Q: I have a customer who gives out T-shirts at a New Years party. The back of the shirts has the year. Should the date for the next party be 2013 or 2014? I think it should be 2013 because the party starts on New Years Eve. Is there a grammar rule that would apply here?

A: No, we can’t think of any grammar, usage, or style rule that would apply.

The Chicago Manual of Style (15th ed.) says only that the terms “New Year’s Eve” and “New Year’s Day” should be capitalized (don’t forget the apostrophes).

The Oxford English Dictionary defines “New Year’s Day” as the first day of the year and “New Year’s Eve” as the last day of the year.

Most of the standard dictionaries we’ve checked have similar definitions.

What do we think? Well, we’re sorry to disappoint you, but we think the year on the back of those T-shirts should reflect the new year, not the old one.

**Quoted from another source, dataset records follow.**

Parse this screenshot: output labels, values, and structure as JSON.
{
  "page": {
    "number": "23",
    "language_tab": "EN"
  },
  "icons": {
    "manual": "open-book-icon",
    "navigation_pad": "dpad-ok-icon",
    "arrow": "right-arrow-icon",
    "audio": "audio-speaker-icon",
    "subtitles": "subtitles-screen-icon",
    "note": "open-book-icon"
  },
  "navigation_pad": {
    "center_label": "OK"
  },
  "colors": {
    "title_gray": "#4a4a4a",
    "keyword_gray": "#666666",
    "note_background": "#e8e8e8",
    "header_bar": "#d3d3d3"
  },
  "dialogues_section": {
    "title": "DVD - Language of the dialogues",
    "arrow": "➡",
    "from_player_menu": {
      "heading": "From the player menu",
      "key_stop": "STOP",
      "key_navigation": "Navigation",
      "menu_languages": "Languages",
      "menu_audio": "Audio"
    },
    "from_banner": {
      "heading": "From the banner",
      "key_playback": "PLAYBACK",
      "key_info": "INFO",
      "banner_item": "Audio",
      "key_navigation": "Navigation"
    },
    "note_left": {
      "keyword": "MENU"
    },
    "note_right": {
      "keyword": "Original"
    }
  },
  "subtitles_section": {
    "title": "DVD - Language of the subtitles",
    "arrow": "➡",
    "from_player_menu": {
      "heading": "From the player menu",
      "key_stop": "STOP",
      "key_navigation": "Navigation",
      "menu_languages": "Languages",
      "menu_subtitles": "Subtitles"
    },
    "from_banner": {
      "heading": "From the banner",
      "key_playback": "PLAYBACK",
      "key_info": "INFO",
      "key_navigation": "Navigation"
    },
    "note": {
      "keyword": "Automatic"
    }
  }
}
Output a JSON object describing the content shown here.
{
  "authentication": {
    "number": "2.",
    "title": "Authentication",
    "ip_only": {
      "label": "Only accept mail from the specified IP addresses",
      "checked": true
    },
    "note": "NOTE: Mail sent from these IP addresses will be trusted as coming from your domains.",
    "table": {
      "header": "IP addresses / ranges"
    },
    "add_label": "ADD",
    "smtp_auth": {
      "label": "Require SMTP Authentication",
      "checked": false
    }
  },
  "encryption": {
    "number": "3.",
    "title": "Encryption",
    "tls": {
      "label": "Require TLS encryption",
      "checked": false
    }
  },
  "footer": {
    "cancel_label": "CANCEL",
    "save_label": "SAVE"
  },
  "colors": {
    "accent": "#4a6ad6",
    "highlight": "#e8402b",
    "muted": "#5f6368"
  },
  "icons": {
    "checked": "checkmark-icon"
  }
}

From our experience, the main point of a New Year’s party is to celebrate the new year, not the old one, though we imagine that some people would disagree with us.

To the extent that New Year partyers do any serious thinking, it’s to make New Year’s resolutions, which the OED describes as resolutions “to do or to refrain from doing a specified thing from that time onwards, or to attempt to achieve a particular goal, usually during the coming year.”

The earliest written example of “New Year” in the OED is from the Ormulum (circa 1200), a book of biblical commentary that refers to “New Year’s Day” (spelled newyeress dayy in Middle English—we’ve replaced the letter yogh with “y”).

Yes, we know what you’re thinking—where’s the apostrophe?

Although “New Year’s Day” now takes an apostrophe, the use of the punctuation mark here is relatively new.

The earliest OED example of an apostrophe in “New Year’s” is from The New Mirror for Travellers, an 1828 travel guide: “It was new year’s eve, and Douw was invited to see out the old year at Judge Vander Spiegle’s.”

The apostrophe showed up in English in the 1500s, but it was originally used to indicate the omission of a letter or letters in a word (as in a contraction like “can’t”).

John Ayto’s Dictionary of Word Origins says “apostrophe” is ultimately derived from prosoidia apostrophos, the classical Greek term for an omission mark—the Greek phrase literally means “accent of turning away.”